E no que se refere ao referido habitar com apoio de serviços e com uma significativa componde de convívio perfeitamente natural, tão adequado às tantas pessoas mais idosas que marcam a atual evolução etária portuguesa - e que teve e terá grande desenvolvimento editorial aqui na Infohabitar no âmbito do Programa de Habitação Adaptável Intergeracional Cooperativa a Custos Controlados (PHAI3C) desenvolvido em grande número de recentes artigos (ano de 2023) - importa sublinhar dois aspetos: que se deve tratar de uma nova modalidade de HIS Portuguesa, em que se associam intimamente e sinergeticamente os apoios habitacionais, de bem-estar saúde e sociais com evidentes ganhos mútuos e com um essencial resultado reforçado no bem-estar e mesmo numa esperança de vida realmente mais vitalizada e socializada, num combate sem tréguas ao atual flagelo da solidão e do desinteresse que contagiam tantos idosos encurtando-lhes uma vida verdadeira; e que esta nova modalidade de HIS Portuguesa poderá proporcionar a natural "libertação" de muitas habilitações com tipologias elevadas, a partir do downsizing ou rightsizing que is respetivos moradores poderão fazer, quando confrontados com a nova e adequada oferta de habitação de interesse social.

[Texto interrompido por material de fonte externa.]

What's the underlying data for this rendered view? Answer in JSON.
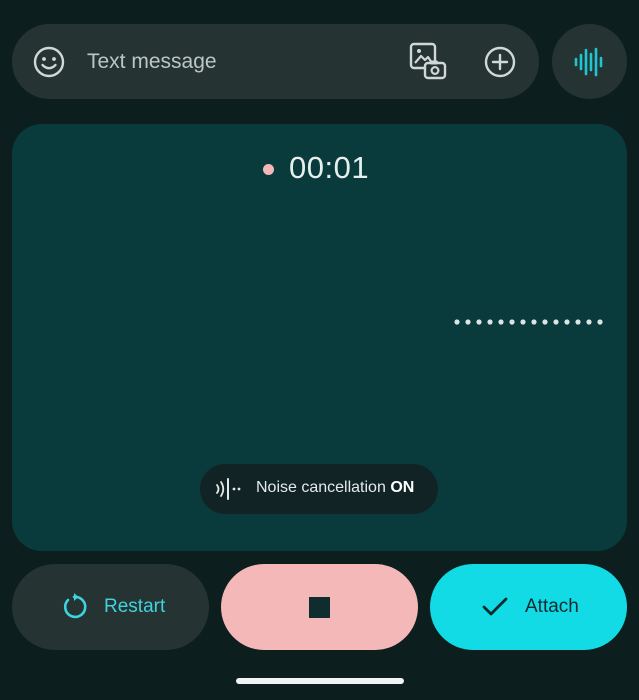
{
  "compose": {
    "placeholder": "Text message",
    "emoji_icon": "smiley-face-icon",
    "gallery_icon": "gallery-camera-icon",
    "add_icon": "plus-circle-icon",
    "voice_icon": "audio-waveform-icon"
  },
  "recording": {
    "status_dot_color": "#f5b8b8",
    "timer": "00:01",
    "waveform_icon": "waveform-dots",
    "noise_cancellation": {
      "icon": "noise-cancellation-icon",
      "label": "Noise cancellation",
      "state": "ON"
    }
  },
  "actions": {
    "restart": {
      "label": "Restart",
      "icon": "restart-icon"
    },
    "stop": {
      "icon": "stop-icon"
    },
    "attach": {
      "label": "Attach",
      "icon": "checkmark-icon"
    }
  },
  "colors": {
    "background": "#0d1e1e",
    "panel": "#0a3b3c",
    "surface": "#263333",
    "accent": "#12dbe6",
    "stop": "#f4b8b8"
  }
}
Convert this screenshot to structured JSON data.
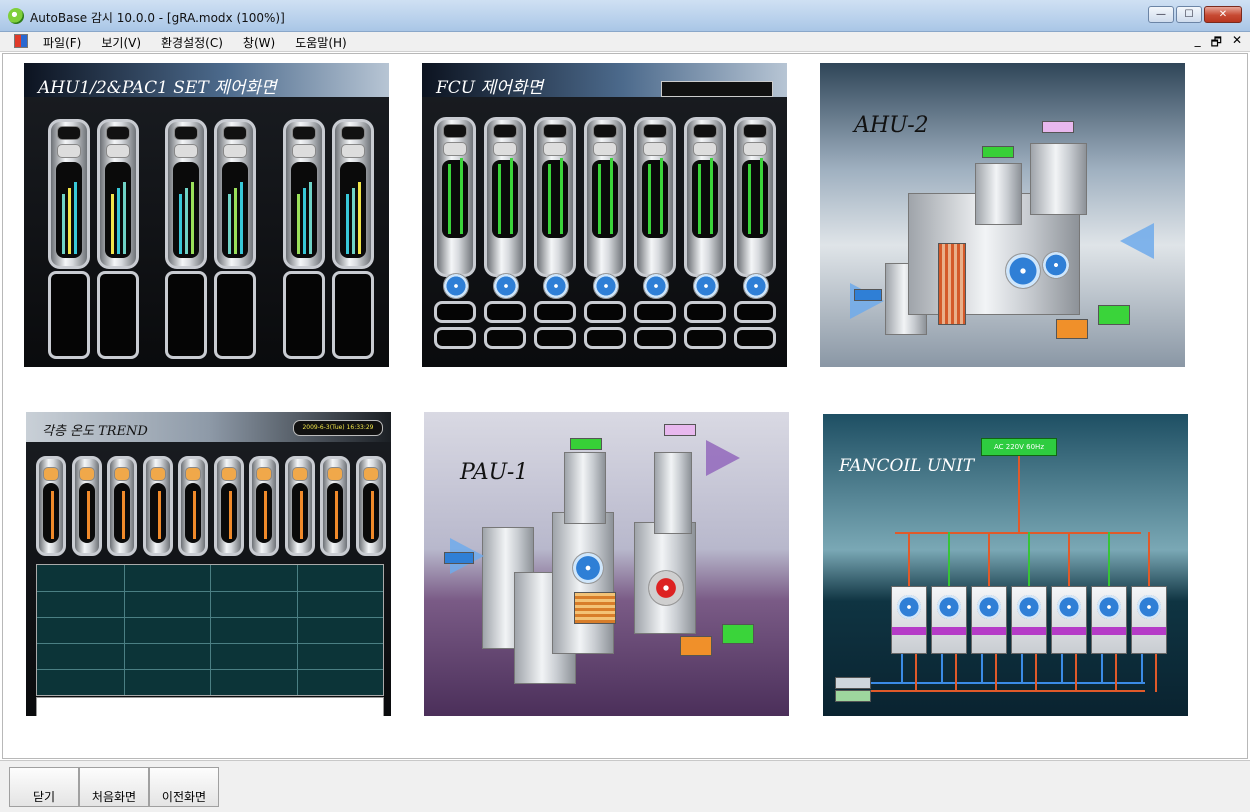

E isto tudo, evidentemente, se não quisermos continuar a não ligar ao que de melhor se fez em termos de HIS e ao como se fez, assim como ignorando uma verdadeira prospetiva sobre as necessidades do presente e do futuro, e preferindo, por regra, acertar nas melhores soluções arquitectónicas e residenciais, muito  por acaso, e errar, consecutivamente, na aplicação se soluções de habitat humano que nunca terão verdadeiro sucesso; aplicando ciclicamente uma tábua rasa sem sentido e bem perdulária em termos sociais e financeiros.

Fig. 01: A belíssima escala e o tão simples como “precioso” desenho da banda de pequenos edifícios multifamiliares da primeira fase (120 fogos, 1984) da grande e histórica Cooperativa de Habitação Económica Lar Para Todos, eem Beja, projecto de Raúl Hestnes Ferreira.


E, portanto, se ousarmos tentar fazer uma nova grande tranche de Habitação de Interesse Social Portuguesa (HISP) , que tenha, realmente, potencial de êxito, então, julga-se ser de elementar cuidado que se procure “repetir”, ainda que evidentemente de forma revista/atualizada, o que de melhor se fez, mais recentemente, ou o que de melhor se fez há muito tempo e que proporcionou excelentes resultados sociais e urbanos, por exemplo em termos de integração social e geracional como acontece, em Lisboa, nas ditas “células sociais” de Alvalade e em Olivais Norte; que se procure não repetir o que de mal se fez mais recentemente ou menos recentemente e com péssimos resultados sociais e urbanos, em zonas em que se concentrou realojamento e em edifícios inadequados  - altos e supostamente servidos por ascensores, quando estes funcionam - e que se procure concretizar esta nova tranche de HISP numa perspetiva de respeito pela sua maior eficácia possível, tanto em termos de prazos como em termos da respetiva qualidade vivencial e arquitectónica/urbana,  cumprindo-se, assim, uma sua essencial valia humana e cultural – e esta eficácia tem de ser devidamente preparada tendo-se em conta a experiência havida e as atuais circunstâncias – esta eficácia nunca irá funcionar “por decreto” e através da “velha” e mal sucedida centralização da promoção.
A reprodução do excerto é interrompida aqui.